This summer, the St. Paul City Council implemented a new ordinance in order to limit the growth of off-campus student housing. The new measure requires that new student rentals be at least 150 feet from existing student rentals. The affected area is located near St. Thomas University, and the ordinance was passed over objections from St. Thomas. Developments like this serve as practical lessons on the value of student involvement in local government.
The ordinance is intended to alleviate problems of overcrowding, excessive vehicular traffic, demand for available parking, noise and nuisance complaints from residents in the affected neighborhoods. Had the ordinance not passed in St. Paul, the list brings to mind the same conditions found in the Dinkytown, Marcy-Holmes and SoutheastComo neighborhoods near the University of Minnesota.
The consequences of such an ordinance would be severe — when many students walk, area close to a campus is valued at a premium.
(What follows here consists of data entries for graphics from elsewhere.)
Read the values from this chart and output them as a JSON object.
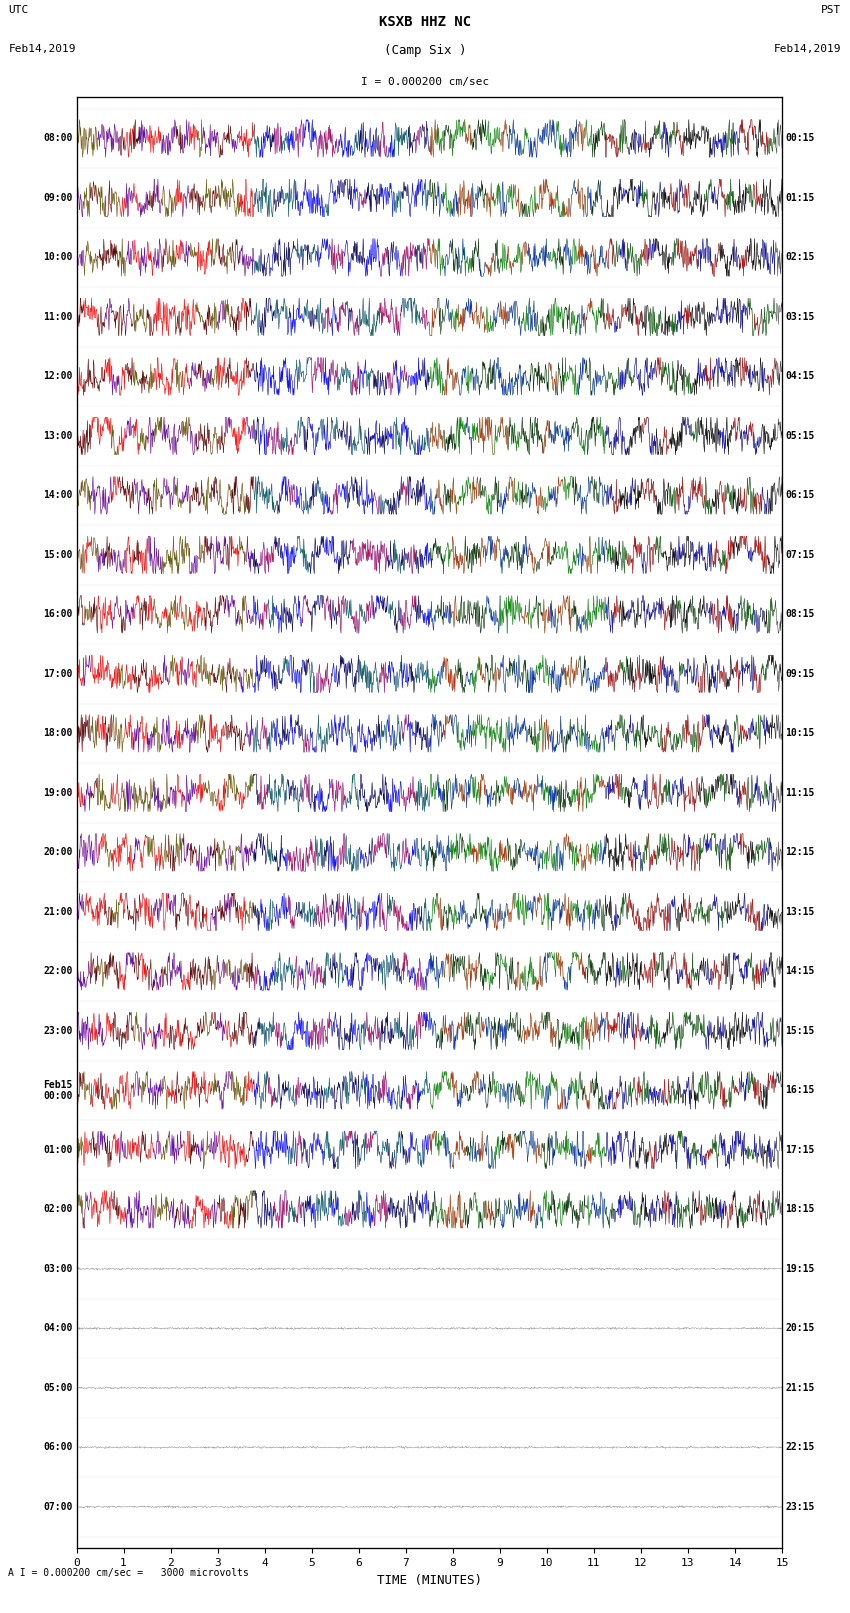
{
  "title_line1": "KSXB HHZ NC",
  "title_line2": "(Camp Six )",
  "scale_label": "I = 0.000200 cm/sec",
  "footer_label": "A I = 0.000200 cm/sec =   3000 microvolts",
  "xlabel": "TIME (MINUTES)",
  "left_label_top": "UTC",
  "left_label_date": "Feb14,2019",
  "right_label_top": "PST",
  "right_label_date": "Feb14,2019",
  "left_times": [
    "08:00",
    "09:00",
    "10:00",
    "11:00",
    "12:00",
    "13:00",
    "14:00",
    "15:00",
    "16:00",
    "17:00",
    "18:00",
    "19:00",
    "20:00",
    "21:00",
    "22:00",
    "23:00",
    "Feb15\n00:00",
    "01:00",
    "02:00",
    "03:00",
    "04:00",
    "05:00",
    "06:00",
    "07:00"
  ],
  "right_times": [
    "00:15",
    "01:15",
    "02:15",
    "03:15",
    "04:15",
    "05:15",
    "06:15",
    "07:15",
    "08:15",
    "09:15",
    "10:15",
    "11:15",
    "12:15",
    "13:15",
    "14:15",
    "15:15",
    "16:15",
    "17:15",
    "18:15",
    "19:15",
    "20:15",
    "21:15",
    "22:15",
    "23:15"
  ],
  "n_traces": 24,
  "n_active_traces": 19,
  "minutes_per_trace": 15,
  "samples_per_minute": 100,
  "bg_color": "#ffffff",
  "trace_colors": [
    "red",
    "blue",
    "green",
    "black"
  ],
  "active_amplitude": 0.35,
  "noise_amplitude": 0.08,
  "figsize": [
    8.5,
    16.13
  ],
  "dpi": 100
}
Restricting the density of student rentals of existing property would make continued expansion of student housing difficult and serve to drive up prices students pay — in an area where the rental density is obscenely high, despite continued development of high density student housing by developers like Doran. When student loans are available to help pay for the cost of housing while in school — about how much money is available in student loans is indexed to the cost of living — the normal rules of supply and demand each student learns in class fails to apply.
The ordinance affects St. Thomas, St. Catherine and Macalester colleges. St. Thomas has decided that it is going to accept the new ordinance in St. Paul and that they will move on. With just 6,000 undergraduates, and only slightly more than half living off campus, the effect is small compared to if such a policy were adopted near the University of Minnesota and its nearly 65,000 students.
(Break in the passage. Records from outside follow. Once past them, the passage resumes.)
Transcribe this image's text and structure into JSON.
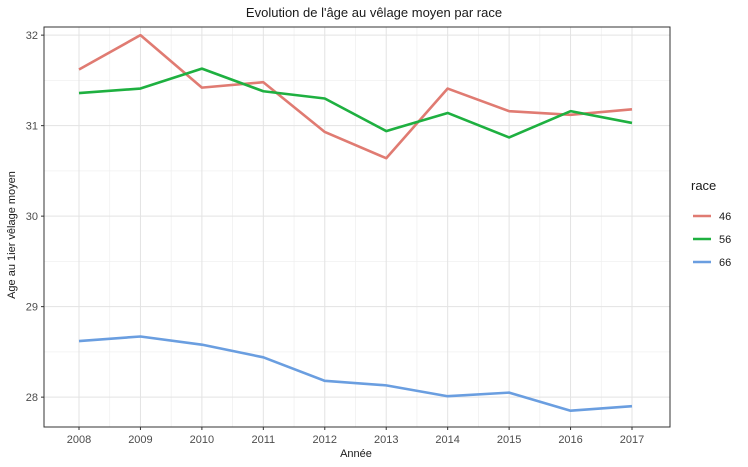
{
  "chart_data": {
    "type": "line",
    "title": "Evolution de l'âge au vêlage moyen par race",
    "xlabel": "Année",
    "ylabel": "Age au 1ier vêlage moyen",
    "x": [
      2008,
      2009,
      2010,
      2011,
      2012,
      2013,
      2014,
      2015,
      2016,
      2017
    ],
    "xlim": [
      2007.96,
      2017.19
    ],
    "ylim": [
      27.67,
      32.09
    ],
    "y_ticks": [
      28,
      29,
      30,
      31,
      32
    ],
    "grid": true,
    "legend": {
      "title": "race",
      "placement": "right"
    },
    "series": [
      {
        "name": "46",
        "color": "#e07b72",
        "values": [
          31.62,
          32.0,
          31.42,
          31.48,
          30.93,
          30.64,
          31.41,
          31.16,
          31.12,
          31.18
        ]
      },
      {
        "name": "56",
        "color": "#1eb040",
        "values": [
          31.36,
          31.41,
          31.63,
          31.38,
          31.3,
          30.94,
          31.14,
          30.87,
          31.16,
          31.03
        ]
      },
      {
        "name": "66",
        "color": "#6a9ee0",
        "values": [
          28.62,
          28.67,
          28.58,
          28.44,
          28.18,
          28.13,
          28.01,
          28.05,
          27.85,
          27.9
        ]
      }
    ]
  }
}
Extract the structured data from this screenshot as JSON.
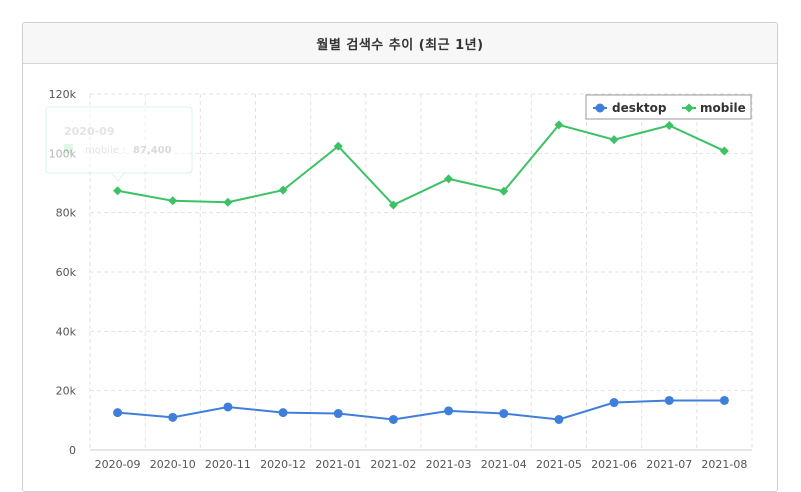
{
  "header": {
    "title": "월별 검색수 추이 (최근 1년)"
  },
  "colors": {
    "desktop": "#3f7fdb",
    "mobile": "#3cc265",
    "grid": "#e3e3e3"
  },
  "tooltip": {
    "period": "2020-09",
    "series": "mobile",
    "value": "87,400"
  },
  "chart_data": {
    "type": "line",
    "categories": [
      "2020-09",
      "2020-10",
      "2020-11",
      "2020-12",
      "2021-01",
      "2021-02",
      "2021-03",
      "2021-04",
      "2021-05",
      "2021-06",
      "2021-07",
      "2021-08"
    ],
    "series": [
      {
        "name": "desktop",
        "values": [
          12600,
          11000,
          14500,
          12600,
          12300,
          10300,
          13200,
          12300,
          10300,
          16000,
          16700,
          16700
        ]
      },
      {
        "name": "mobile",
        "values": [
          87400,
          84000,
          83500,
          87600,
          102400,
          82600,
          91400,
          87200,
          109600,
          104600,
          109400,
          100800
        ]
      }
    ],
    "yticks": [
      "0",
      "20k",
      "40k",
      "60k",
      "80k",
      "100k",
      "120k"
    ],
    "ylim": [
      0,
      120000
    ],
    "grid": true,
    "legend": "top-right"
  }
}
The University maintains an active relationship between the administration and the local neighborhoods through the University District Alliance, which serves as a forum for representatives from the University, the Minnesota Student Association, Graduate and Professional Student Assembly, Augsburg College and the various neighborhoods. Such groups help address concerns of respective groups and make sure that a unified vision for the area can be agreed upon to drive policy-making that is carried out across a wide range of institutions. In turn, the interests of the University are strongly represented — an essential component of developments such as football returning to campus at TCF Bank Stadium.
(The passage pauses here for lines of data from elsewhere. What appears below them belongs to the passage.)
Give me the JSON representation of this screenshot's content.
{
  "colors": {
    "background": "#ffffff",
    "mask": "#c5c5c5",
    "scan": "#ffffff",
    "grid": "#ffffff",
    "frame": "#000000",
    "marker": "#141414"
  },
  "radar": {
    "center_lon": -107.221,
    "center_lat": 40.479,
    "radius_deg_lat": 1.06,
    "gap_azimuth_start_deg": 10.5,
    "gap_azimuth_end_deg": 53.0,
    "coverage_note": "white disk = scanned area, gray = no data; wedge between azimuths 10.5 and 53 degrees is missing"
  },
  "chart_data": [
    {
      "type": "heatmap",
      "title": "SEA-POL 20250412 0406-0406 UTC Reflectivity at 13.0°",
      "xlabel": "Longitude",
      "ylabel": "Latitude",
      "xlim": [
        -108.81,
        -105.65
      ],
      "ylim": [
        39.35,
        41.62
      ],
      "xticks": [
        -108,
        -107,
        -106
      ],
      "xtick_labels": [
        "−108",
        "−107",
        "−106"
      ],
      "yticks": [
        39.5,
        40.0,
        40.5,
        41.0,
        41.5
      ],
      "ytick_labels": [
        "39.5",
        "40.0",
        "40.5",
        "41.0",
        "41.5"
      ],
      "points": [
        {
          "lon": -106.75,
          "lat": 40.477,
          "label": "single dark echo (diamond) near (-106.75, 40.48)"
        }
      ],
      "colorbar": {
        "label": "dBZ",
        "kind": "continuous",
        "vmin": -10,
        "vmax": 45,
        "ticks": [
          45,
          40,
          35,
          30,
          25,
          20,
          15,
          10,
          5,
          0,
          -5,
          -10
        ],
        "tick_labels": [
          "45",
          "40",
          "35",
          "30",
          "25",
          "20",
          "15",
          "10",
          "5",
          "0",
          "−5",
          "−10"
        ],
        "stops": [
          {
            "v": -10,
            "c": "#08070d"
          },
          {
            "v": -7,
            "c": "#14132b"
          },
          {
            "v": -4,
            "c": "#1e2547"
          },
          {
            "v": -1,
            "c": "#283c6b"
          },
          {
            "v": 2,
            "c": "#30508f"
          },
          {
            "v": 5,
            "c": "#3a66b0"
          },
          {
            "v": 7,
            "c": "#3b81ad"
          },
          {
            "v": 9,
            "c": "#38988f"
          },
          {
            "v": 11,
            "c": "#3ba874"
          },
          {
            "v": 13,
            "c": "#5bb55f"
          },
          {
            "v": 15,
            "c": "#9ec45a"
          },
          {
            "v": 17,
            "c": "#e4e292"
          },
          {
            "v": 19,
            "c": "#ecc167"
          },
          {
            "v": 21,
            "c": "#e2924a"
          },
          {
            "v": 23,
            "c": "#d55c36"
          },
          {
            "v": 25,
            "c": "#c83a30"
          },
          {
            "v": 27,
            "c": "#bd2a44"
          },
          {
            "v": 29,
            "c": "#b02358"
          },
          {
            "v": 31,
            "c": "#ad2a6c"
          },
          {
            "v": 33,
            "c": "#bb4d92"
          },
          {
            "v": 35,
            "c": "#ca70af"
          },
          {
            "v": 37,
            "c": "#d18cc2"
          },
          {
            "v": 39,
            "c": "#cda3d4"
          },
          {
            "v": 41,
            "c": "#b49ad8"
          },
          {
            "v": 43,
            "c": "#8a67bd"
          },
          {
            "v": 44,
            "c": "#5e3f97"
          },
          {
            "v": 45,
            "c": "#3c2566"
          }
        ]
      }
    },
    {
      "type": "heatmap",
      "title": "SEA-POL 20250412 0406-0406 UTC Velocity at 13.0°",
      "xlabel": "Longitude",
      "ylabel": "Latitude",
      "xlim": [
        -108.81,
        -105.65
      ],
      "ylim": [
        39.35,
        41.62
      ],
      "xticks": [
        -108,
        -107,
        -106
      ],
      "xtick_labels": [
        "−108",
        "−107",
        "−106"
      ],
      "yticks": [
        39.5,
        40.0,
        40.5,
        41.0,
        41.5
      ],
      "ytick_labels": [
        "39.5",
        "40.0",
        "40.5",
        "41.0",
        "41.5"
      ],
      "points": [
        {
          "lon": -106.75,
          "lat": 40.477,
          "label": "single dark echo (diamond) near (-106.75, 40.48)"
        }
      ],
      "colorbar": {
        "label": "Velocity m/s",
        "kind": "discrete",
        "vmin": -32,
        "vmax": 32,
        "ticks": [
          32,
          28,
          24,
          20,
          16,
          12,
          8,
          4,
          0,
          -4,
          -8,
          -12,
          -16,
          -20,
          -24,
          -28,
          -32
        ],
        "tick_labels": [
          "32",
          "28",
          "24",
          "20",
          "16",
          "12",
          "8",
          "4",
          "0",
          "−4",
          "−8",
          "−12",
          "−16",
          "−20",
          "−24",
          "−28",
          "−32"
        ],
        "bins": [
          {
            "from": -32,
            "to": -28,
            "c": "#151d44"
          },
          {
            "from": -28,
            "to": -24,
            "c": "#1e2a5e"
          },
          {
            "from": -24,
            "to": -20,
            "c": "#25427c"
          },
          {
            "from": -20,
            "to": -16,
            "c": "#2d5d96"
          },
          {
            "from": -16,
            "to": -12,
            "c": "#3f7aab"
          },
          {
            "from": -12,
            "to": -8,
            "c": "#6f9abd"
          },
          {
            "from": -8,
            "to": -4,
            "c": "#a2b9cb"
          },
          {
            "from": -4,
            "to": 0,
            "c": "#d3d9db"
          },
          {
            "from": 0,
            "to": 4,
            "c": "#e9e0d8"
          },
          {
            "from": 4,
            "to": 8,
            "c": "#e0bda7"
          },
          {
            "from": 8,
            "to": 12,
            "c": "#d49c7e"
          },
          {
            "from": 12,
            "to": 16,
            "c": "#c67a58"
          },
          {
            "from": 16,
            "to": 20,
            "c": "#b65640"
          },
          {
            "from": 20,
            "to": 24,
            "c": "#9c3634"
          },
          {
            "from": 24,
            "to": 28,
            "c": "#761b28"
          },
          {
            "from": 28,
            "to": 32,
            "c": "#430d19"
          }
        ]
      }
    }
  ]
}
Ensuring the availability of student housing at reasonable rates is a significant concern about the total cost of higher education, which has outpaced inflation and saddled students graduating today with massive debt. However, if St. Thomas has chosen not to fight the restriction, can students at the University of Minnesota trust the administration to take their interests into account? To ensure that city zoning laws are not part of the problem, students must not abdicate an active role in engaging neighborhood associations and the city council.
The most alarming side of this issue is how few students are involved in these decisions, or are even aware they are being made. The situation may indicate disconnects between the local governments that decide zoning restrictions and residents.